Al otro lado de la línea se hizo un silencio largo e incómodo.

—Perdona que te llame al teléfono de emergencias. Tenía... tenía que llamarte.

—Está bien, John, no te preocupes...—. John escuchó un suspiro y lo que parecía una exhalación de cigarrillo. Absurdo, Mycroft no fuma. ¿Porque no fuma, no? — Y... ¿vas a decirme cuál es la emergencia? Espero que estés bien.

—Ah... más o menos. Es decir, sí, claro que estoy bien. Solo me preguntaba... Sherlock no está en Gran Bretaña, ¿verdad?

Esta vez fue un suspiro alto y exasperado el que John pudo escuchar a través del teléfono.

—John, por favor, NO podemos hablar de los movimientos de mi hermano, ni siquiera a través de este número de teléfono. Creía que había quedado claro lo peligroso que puede ser eso, y las molestias que se ha tomado mi hermano para evitar que corras ningún tipo de riesgo. ¿Desde dónde llamas?

—¡Estoy en la calle, usando el teléfono de un desconocido! Solo era... una pregunta corta, solo tienes que decir sí o no.

De nuevo una profunda exhalación. Mycroft definitivamente estaba fumando. En otras circunstancias a John le habría parecido divertido pillar en falta al mayor de los Holmes, pero en esos momentos tenía el corazón en un puño y estaba conteniendo la respiración.

—No, John. Sherlock sigue en el Tibet, en una misión en la que colabora con el servicio secreto británico. ¿Contento?

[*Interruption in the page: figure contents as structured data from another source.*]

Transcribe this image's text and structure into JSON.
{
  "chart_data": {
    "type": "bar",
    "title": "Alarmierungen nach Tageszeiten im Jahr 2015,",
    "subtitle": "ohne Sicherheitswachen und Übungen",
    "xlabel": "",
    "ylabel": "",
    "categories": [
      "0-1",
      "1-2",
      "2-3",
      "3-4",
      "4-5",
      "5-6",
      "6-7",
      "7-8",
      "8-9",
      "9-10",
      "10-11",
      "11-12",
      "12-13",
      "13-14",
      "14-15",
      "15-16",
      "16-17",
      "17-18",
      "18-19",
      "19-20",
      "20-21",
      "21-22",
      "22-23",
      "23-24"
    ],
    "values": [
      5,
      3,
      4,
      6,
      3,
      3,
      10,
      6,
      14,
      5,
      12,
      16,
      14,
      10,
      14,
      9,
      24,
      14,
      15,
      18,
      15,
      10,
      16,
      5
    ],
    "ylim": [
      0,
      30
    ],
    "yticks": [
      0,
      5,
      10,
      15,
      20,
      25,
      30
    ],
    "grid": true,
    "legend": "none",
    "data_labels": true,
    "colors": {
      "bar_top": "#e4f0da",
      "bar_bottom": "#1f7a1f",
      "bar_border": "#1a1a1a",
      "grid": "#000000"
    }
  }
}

El médico cerró los ojos con fuerza. Pues claro. ¿Es que esperabas otra cosa?

—Gracias, Mycroft.

Colgó la llamada y devolvió el teléfono a su dueño. Se sentía súbitamente cansado, y sin ningunas ganas de ir a su cita. Rebuscó en la cartera para pagarle la libra que le debía al quiosquero. Un teléfono sonó a su espalda, tan cerca que le sobresaltó. El sonido sirvió para espabilarle y echar a andar de nuevo hacia las escaleras del metro.

El ruido incesante de la marea humana, en pleno sábado por la tarde en el centro de Londres, le impidió oír la conversación telefónica que tenía lugar apenas unos metros detrás de él, en la misma escalera automática que descendía hacia las entrañas de la línea de metro.

—Querido hermano, ¿podrías decirme exactamente qué estás haciendo en Londres, cuando se suponía que estabas en el Tíbet? Acabo de mentir a tu amigo John, y sabes que no me gusta mentir a no ser que sea por negocios.

—Solo ha sido una pequeñísima escala... y el asunto en el Tíbet estaba casi liquidado, de todas formas. He dejado a mi mejor hombre en el caso.

—Oh, no.

—¡Tranquilo! Todo va a ir sobre ruedas.

—Tu concepto de "mi mejor hombre" no suele inspirarme mucha confianza...

—No es fácil encontrar a otro John Watson, Mycroft.

—En fin, vete de Londres lo antes posible y vuelve al trabajo. Y no hagas ninguna tontería esta noche: sabes que deberías mantenerte lejos de John.

—...

—¿Sherlock?

—Lo sé. ¿Mycroft?

—¿Mmm?

—¿Cuándo crees... cuándo crees que podré volver?

—Aún queda la base de Varsovia por desmantelar... Un imperio criminal no se derroca en dos días, Sherlock. Y sabes que los medios de comunicación británicos necesitan tiempo para olvidar, además.

—Ha pasado más de un año.

—Pronto, te lo prometo. Y mientras tanto mantendré vigilado a tu John.

—Pronto...

Y ambos colgaron a la vez.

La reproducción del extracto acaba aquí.